While every United Way in Tennessee has a long history of supporting and delivering services to support older Tennesseans, during the pandemic, with Tennesseans isolated at home, online access for this population specifically became more important than ever. UWTN responded by expanding internet access, providing hot spots, and distributing devices and online platform licenses for telemedicine and case management services. We also increased our digital literacy trainings for many vulnerable populations, including older Tennesseans. United for Digital Access was developed to leverage our existing programs, partnerships, and expertise to increase access to social and health supports specifically for older people through digital literacy and access to devices. Working with our many partners, this initiative helps older Tennesseans use technology to reduce their social isolation and improve their health and well-being. It includes providing digital learning and technical support resources, as well as internet-ready devices, and a special engagement of youth and other topic experts as volunteer technology mentors.
In 2024, this work will include three summits: one for older Tennesseans by bankers on protections to avoid financial abuse; a second for youth-serving programs on engaging students in service to support digital literacy; and a third for organizations serving older Tennesseans to share best practices and local challenges in order to replicate effective strategies and continue to fill service gaps.
We are proud of our work to-date, since the launch of United for Digital Access in August of 2022. Since inception, this initiative has served 1866 people over 60. A total of 33 youth have already been engaged to serve as mentors providing more than 260 hours of support, and 8 bankers have provided more than 20 hours of training on financial cyber-safety. More than 500 accessed Tennessee Benefit Kitchen to screen and apply for eligible benefits and tax credits during our first year of operation, as well, and all served were educated about 211 as a resource via phone or internet for any social, health or human service needs. In satisfaction surveys, more than 92% of older Tennesseans served reported increased digital literacy skills and confidence, expanded knowledge of internet safety and cyber security, and greater ability to utilize devices and internet platforms to connect with family and friends.
United for Digital Access is successful because it enables local United Ways to customize efforts based on the population’s needs and service gaps in those communities. During our first year of operation, 7 local United Ways served older Tennesseans in 16 counties. Below are profiles spotlighting some of this work:
- United Way of West Tennessee provided 180 iPad kiosks in 19 senior centers, 19 libraries with senior programming, and a handful of retirement homes across their region. These had pre-loaded information from 211 and Tennessee Benefit Kitchen, so participants could easily find information on food, housing, health and mental health services, utility assistance, affordable internet, and beyond.

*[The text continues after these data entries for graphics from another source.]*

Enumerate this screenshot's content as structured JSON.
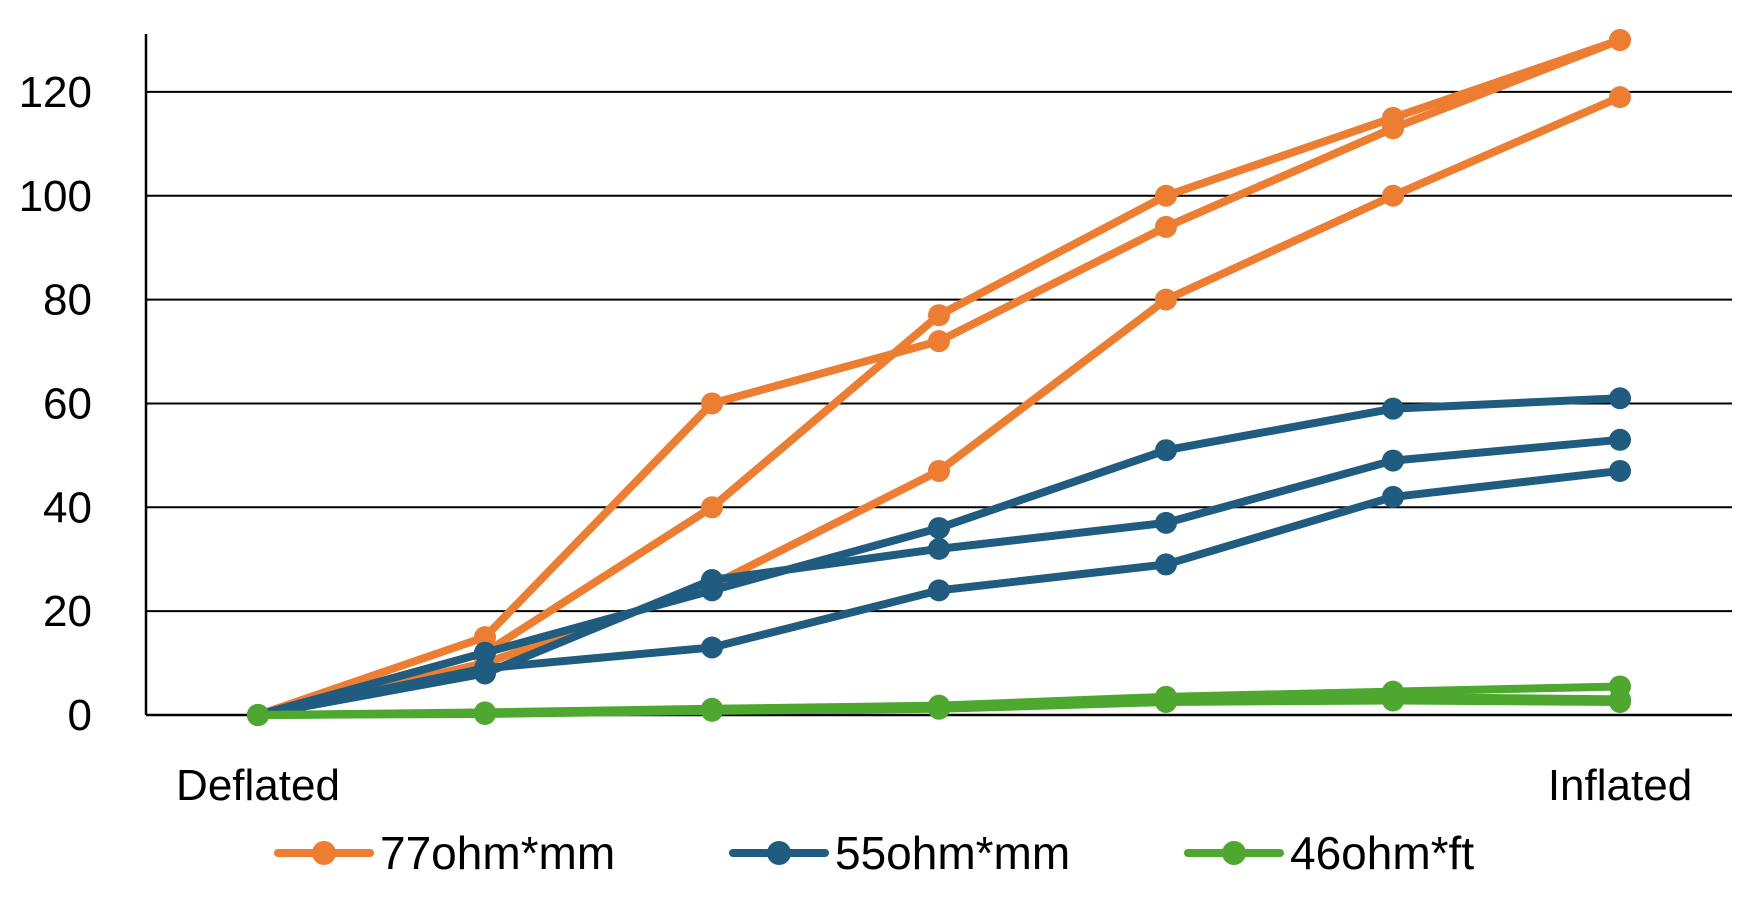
{
  "chart_data": {
    "type": "line",
    "title": "",
    "xlabel": "",
    "ylabel": "",
    "x_positions": 7,
    "x_tick_labels": [
      {
        "index": 0,
        "label": "Deflated"
      },
      {
        "index": 6,
        "label": "Inflated"
      }
    ],
    "ylim": [
      0,
      130
    ],
    "yticks": [
      0,
      20,
      40,
      60,
      80,
      100,
      120
    ],
    "grid": true,
    "legend_position": "bottom",
    "series": [
      {
        "name": "77ohm*mm",
        "color": "#ED7D31",
        "lines": [
          [
            0,
            15,
            60,
            72,
            94,
            113,
            130
          ],
          [
            0,
            12,
            40,
            77,
            100,
            115,
            130
          ],
          [
            0,
            10,
            25,
            47,
            80,
            100,
            119
          ]
        ]
      },
      {
        "name": "55ohm*mm",
        "color": "#1F5C80",
        "lines": [
          [
            0,
            12,
            24,
            36,
            51,
            59,
            61
          ],
          [
            0,
            8,
            26,
            32,
            37,
            49,
            53
          ],
          [
            0,
            9,
            13,
            24,
            29,
            42,
            47
          ]
        ]
      },
      {
        "name": "46ohm*ft",
        "color": "#4EA72E",
        "lines": [
          [
            0,
            0.5,
            1.2,
            1.8,
            3.5,
            4.5,
            5.5
          ],
          [
            0,
            0.3,
            1.0,
            1.5,
            3.0,
            3.5,
            3.0
          ],
          [
            0,
            0.2,
            0.8,
            1.2,
            2.5,
            2.8,
            2.5
          ]
        ]
      }
    ]
  }
}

They trained staff at each facility so they could teach older Tennesseans how to utilize the kiosks. They note that their efforts were a success because so many older people live in rural areas with limited services and do not have the funds to purchase devices or access the internet. These kiosks will continue to serve hundreds of people each year going forward.
- United Way of the Mid-South first convened local Aging Commission leaders to identify needs and gaps, and their staff as well as Meritan provided training classes. They were pleased to reach older citizens in all their counties, and especially in Lauderdale County where there were no services that existed prior. They believe their participants are confident and will use technology more to connect with family and friends and to access health and human services.
- United Way of Hawkins County partnered with local food pantries and senior residences to target older Tennesseans who are home bound, delivering devices and instructions to ensure easy access, cyber security, and reduced isolation.
- United Way of Bristol provided training sessions to older Tennesseans and also partnered with their local school system to support and train grandparents raising grandchildren.
- United Way of Greater Kingsport collaborated with community partners to offer monthly learning opportunities for older Tennesseans. In addition to program providers, they partnered with two low-income housing providers and one library to improve offerings for residents and patrons by equipping each of them with a smart TV and computer. They also utilized youth from the local Boys and Girls Clubs to mentor and train some participants, and they partnered with Kingsport City Schools to support and train grandparents raising grandchildren.
- United Way of the Clinch Powell Valley provided devices for low-income people 60 and older, as well as training on device use, financial safety, social media, avoiding scammers and viruses, troubleshooting, and continued use. They also engaged Oak Ridge Youth Leadership teen volunteers to support and mentor participants. The latter was especially wonderful, as older participants loved the interaction, and youth developed confidence and a sense of civic responsibility.
- United Way of Rhea County supported partners delivering training in their community, providing a new projector, projector screen, advertising for classes in local publications, graduation ceremonies (diplomas and food), and supplies (notepads, folders, copies). Training topics included use of Google apps, cybersecurity, health and financial tools, and continuing education, with all participants receiving a Chromebook once the 15-hour course was complete.
We are grateful to West End Home Foundation, Spectrum and Verizon for the support of United for Digital Access, and we look forward to expanding service and geographic service coverage statewide!